Ler manchetes do início do século passado pode ser mais interessante e revelador do que dar aquela olhada na banca para ver o que está estampado nas capas dos jornais do dia. Notícias podem ser consideradas uma das criações da humanidade com maior capacidade de se tornarem obsoletas, pois o que aconteceu ontem é ofuscado pelo que há de novo hoje. Mas, quando o antigo atinge uma idade avançada, ele mesmo se torna uma notícia. Pela Hemeroteca Digital Brasileira, os curiosos podem conferir quais foram as novidades diárias dos avós e bisavós da atual geração, a Y.
Criada pela Fundação Biblioteca Nacional (FBN), a hemeroteca digital é um portal com 5 milhões de páginas digitalizadas provenientes do acervo físico bicentenário da fundação, que totaliza 17 quilômetros de prateleiras. A busca é gratuita e aberta a todos. Os internautas têm duas opções de pesquisa no site: por ordem cronológica ou por palavras. O segundo tipo é o mais interessante. Por meio de uma tecnologia cedida pela DocPro, empresa especialista em acervos digitais, é possível procurar qualquer palavra e obtê-la destacada nas páginas, onde ela aparece escrita no jornal especificado. Uma boa opção para saber quando os jornais começaram a usar termos como “informática” e “tecnologia” nas suas reportagens. O nível de acerto depende muito da qualidade em que se encontra o microfilme ou o original do periódico. A encadernação virtual foi feita fascículo por fascículo, gerando várias páginas em PDF. Até o momento, a versão digital tem o tamanho de 30TB, mas a pretensão é que chegue a 50TB, com quase 10 milhões de páginas.
200 mil visitas
São ao todo 638 publicações periódicas produzidas em 26 estados nas cinco regiões do país ao longo de dois séculos. A história começa com a introdução da imprensa no Brasil, em 1808, com a vinda da Corte portuguesa para terras tropicais. Exemplares do Correio Braziliense e da Gazeta do Rio de Janeiro, os primeiros jornais brasileiros, estão na hemeroteca para quem quiser saber como tudo começou até chegarmos à diversidade de produções nos tempos atuais. “Contamos também com manuscritos datados de antes de 1808, quando a imprensa ainda era proibida. Um exemplo é O Mosquito”, revela Ângela Monteiro Bettencourt, coordenadora da Biblioteca Nacional Digital.

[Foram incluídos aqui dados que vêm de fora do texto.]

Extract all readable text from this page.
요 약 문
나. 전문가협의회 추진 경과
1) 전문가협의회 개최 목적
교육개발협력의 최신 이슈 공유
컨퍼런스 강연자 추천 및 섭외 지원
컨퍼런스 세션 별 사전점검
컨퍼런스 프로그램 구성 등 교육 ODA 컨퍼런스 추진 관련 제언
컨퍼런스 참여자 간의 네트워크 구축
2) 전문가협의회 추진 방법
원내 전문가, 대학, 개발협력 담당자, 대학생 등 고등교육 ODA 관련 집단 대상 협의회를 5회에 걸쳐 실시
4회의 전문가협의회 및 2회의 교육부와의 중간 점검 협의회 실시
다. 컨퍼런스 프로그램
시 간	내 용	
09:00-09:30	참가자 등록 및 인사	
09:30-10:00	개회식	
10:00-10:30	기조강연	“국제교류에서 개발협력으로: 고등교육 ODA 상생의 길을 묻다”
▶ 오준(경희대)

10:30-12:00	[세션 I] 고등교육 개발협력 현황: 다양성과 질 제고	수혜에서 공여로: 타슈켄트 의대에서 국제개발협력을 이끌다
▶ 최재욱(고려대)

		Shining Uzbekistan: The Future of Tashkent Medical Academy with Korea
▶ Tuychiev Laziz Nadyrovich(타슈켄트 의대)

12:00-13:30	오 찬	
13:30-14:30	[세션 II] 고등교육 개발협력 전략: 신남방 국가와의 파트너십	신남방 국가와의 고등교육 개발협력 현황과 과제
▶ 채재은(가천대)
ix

A hemeroteca é a primeira com essa quantidade de títulos, possibilidades de pesquisa e livre acesso a ser criada no Brasil, e conta também com periódicos em outras línguas que circularam por aqui, como o italiano Il Pasquino Coloniale e o Diario Español.
De acordo com Ângela, o acesso mensal da hemeroteca atinge a marca de 200 mil visitas. O processo de digitalização começou este ano e a previsão de inclusão de todo o arquivo físico é para março de 2013. Três scanners importados fazem o trabalho de digitalização. Por microfilmagem, tudo é bem mais rápido: cerca de 20 mil páginas por dia. Quando é necessária a captura do original, apenas 500 páginas vão para o computador diariamente.
Ângela acredita que a popularização da hemeroteca é a maior importância da digitalização do acervo. “O arquivo deixa de ser solicitado apenas por pessoas mais eruditas e pesquisadores, encontrando um público mais comum, como alguém que quer saber das notícias do seu time do coração em 1923”, comenta.
Participação mineira
Todos os periódicos da hemeroteca são de domínio público, exceto o Jornal do Brasil, que cedeu suas publicações de 1950 a 2000 para compor o acervo. “Para aumentarmos ainda mais nossos arquivos, precisamos que os jornais que ainda estão em circulação tenham interesse em mandar suas publicações para nós”, acrescenta Ângela.
De Minas Gerais, 36 periódicos compõem a participação do estado na montagem da história do país por meio das notícias. Entre eles está O Sexo Feminino, semanário dedicado aos interesses da mulher, que circulou na cidade de Campanha entre 1873 e 1889, já cheio de ideais feministas. “Além dos próprios jornais, estamos redigindo artigos explicando mais sobre a história e o foco de cada um, para ajudar ainda mais no processo de pesquisa”, diz Ângela. A hemeroteca física fica na Biblioteca Nacional, na Avenida Rio Branco, 219, Rio de Janeiro.